"Sono dunque diecimila li. Il vostro discepolo è vissuto invano, perché non è mai uscito dalle mura di questo monastero. È il caso di dirlo, si è accontentato di restar seduto a contemplare il mondo dal fondo del pozzo. Sono proprio un inutile pezzo di legno marcio."
"Qual'è il numero dei vostri nobili anni?"
"Ho raggiunto il duecento sessantesimo anno, senza perdere la mia innata stupidità."
"Fate conto di essere un mio nipotino della decimillesima generazione" intervenne Scimmiotto.
Tripitaka lo guardò di traverso: "Bada come parli. Non si apostrofano così le persone, senza riguardo al loro rango."
Il patriarca si rivolse a Scimmiotto: "E la vostra età qual'è?"
"Non oso dirvela."
Il vecchio credette che fosse uno scherzo e, senza insistere, ordinò il tè. Un ragazzo recò, su un vassoio di giada candido come grasso di montone, tre coppe franche damaschinate d'oro.

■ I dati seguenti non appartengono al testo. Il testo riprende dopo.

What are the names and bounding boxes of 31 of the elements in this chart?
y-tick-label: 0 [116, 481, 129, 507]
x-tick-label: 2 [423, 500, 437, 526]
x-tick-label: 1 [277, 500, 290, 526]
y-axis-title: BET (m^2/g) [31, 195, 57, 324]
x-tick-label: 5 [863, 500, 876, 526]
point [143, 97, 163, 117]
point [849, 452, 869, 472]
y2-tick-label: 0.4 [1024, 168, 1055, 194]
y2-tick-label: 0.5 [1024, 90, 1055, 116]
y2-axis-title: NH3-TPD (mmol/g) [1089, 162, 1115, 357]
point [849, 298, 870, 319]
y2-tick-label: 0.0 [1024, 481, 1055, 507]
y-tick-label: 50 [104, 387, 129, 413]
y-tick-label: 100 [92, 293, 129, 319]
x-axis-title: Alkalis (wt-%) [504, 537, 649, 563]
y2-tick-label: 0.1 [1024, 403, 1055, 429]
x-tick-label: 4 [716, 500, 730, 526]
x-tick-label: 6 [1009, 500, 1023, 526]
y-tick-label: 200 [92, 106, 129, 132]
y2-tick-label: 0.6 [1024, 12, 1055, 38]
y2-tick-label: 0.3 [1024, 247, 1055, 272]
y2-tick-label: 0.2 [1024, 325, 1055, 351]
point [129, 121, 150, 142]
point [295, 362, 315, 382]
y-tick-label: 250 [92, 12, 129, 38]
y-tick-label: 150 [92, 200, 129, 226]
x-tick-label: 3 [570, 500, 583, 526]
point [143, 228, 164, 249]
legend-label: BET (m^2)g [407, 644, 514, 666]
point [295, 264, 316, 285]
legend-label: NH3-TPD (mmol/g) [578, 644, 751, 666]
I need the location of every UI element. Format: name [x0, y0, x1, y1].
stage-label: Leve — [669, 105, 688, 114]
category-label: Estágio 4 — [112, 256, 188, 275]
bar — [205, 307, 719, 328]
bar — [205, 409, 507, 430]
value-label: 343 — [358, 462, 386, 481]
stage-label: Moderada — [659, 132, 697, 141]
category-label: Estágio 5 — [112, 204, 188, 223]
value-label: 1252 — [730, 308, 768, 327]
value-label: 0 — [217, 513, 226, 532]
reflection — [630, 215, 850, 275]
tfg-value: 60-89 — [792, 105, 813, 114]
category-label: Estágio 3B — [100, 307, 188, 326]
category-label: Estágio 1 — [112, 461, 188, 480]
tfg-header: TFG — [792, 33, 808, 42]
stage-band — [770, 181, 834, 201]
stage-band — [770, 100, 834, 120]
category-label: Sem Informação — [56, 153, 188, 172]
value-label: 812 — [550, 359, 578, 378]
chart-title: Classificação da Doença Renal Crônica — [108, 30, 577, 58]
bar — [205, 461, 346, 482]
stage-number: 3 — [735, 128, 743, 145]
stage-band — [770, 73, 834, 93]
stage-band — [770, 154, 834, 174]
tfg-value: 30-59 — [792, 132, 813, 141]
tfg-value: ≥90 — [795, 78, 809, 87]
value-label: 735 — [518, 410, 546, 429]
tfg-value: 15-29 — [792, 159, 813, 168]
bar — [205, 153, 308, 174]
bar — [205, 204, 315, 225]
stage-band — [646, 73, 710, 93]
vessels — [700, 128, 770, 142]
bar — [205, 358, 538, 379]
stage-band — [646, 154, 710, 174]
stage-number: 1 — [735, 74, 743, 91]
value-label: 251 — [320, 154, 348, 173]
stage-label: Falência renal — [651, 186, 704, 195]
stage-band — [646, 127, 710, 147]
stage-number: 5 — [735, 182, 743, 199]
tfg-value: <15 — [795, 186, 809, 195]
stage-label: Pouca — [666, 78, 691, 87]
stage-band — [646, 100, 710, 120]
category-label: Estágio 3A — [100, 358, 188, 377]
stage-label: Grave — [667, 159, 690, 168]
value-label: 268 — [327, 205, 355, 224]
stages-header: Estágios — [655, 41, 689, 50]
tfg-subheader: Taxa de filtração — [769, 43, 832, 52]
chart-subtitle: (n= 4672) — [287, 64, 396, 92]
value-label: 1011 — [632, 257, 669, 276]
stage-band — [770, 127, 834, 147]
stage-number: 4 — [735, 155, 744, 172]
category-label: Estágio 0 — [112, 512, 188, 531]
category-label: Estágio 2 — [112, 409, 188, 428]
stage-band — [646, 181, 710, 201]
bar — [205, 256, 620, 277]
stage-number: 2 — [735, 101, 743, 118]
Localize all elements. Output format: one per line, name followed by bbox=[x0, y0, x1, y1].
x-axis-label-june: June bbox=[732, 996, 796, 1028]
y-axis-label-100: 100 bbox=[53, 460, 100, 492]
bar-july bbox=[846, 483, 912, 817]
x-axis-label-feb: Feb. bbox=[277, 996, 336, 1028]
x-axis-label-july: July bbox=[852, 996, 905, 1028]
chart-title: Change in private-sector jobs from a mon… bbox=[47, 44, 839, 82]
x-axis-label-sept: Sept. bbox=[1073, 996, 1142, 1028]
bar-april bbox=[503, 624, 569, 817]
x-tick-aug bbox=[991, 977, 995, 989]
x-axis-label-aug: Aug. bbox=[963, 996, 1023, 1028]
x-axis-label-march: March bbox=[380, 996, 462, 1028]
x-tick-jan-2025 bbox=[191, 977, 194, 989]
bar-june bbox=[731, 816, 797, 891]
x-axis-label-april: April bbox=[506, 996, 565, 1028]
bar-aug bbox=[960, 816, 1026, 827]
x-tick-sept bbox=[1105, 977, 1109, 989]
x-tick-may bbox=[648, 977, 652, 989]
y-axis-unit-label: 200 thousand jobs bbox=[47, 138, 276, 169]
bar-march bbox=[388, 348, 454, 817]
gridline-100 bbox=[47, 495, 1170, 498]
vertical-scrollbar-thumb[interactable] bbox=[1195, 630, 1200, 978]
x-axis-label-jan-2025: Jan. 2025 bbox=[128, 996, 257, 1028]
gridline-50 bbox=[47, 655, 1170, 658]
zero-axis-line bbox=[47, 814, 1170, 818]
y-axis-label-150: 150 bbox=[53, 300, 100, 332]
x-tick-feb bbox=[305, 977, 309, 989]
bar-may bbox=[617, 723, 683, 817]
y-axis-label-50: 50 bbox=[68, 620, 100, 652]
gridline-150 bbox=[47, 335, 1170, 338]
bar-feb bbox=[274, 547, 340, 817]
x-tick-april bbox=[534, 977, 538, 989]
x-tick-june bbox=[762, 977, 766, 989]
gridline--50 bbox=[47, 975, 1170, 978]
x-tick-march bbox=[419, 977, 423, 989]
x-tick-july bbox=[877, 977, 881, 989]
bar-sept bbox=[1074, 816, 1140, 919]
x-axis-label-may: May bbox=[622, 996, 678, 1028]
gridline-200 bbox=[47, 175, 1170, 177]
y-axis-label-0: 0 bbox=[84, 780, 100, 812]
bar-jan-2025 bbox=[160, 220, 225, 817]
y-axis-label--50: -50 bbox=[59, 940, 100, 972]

Un altro ragazzo reggeva una teiera di metallo bianco; ne versò un tè profumato, più vellutato dei boccioli di melograno e più fragrante dei fiori di cannella.
"Che begli oggetti! E la bevanda è degna del recipiente!" esclamava Tripitaka lodandoli senza fine.
"Sono oggetti che offuscano la vista e imbrattano lo sguardo" rispose modestamente il patriarca. "Non mancano certo prodotti rari e preziosi nel paese della corte celeste da cui vengono le vostre signorie. Questi recipienti non meritano tanti elogi. Non avete da mostrare qualche tesoro del nobile paese da cui venite?"
"Sono desolato, le nostre terre dell'Est non hanno alcun tesoro degno di menzione. E se ci fosse, la strada sarebbe troppo lunga per portarselo dietro."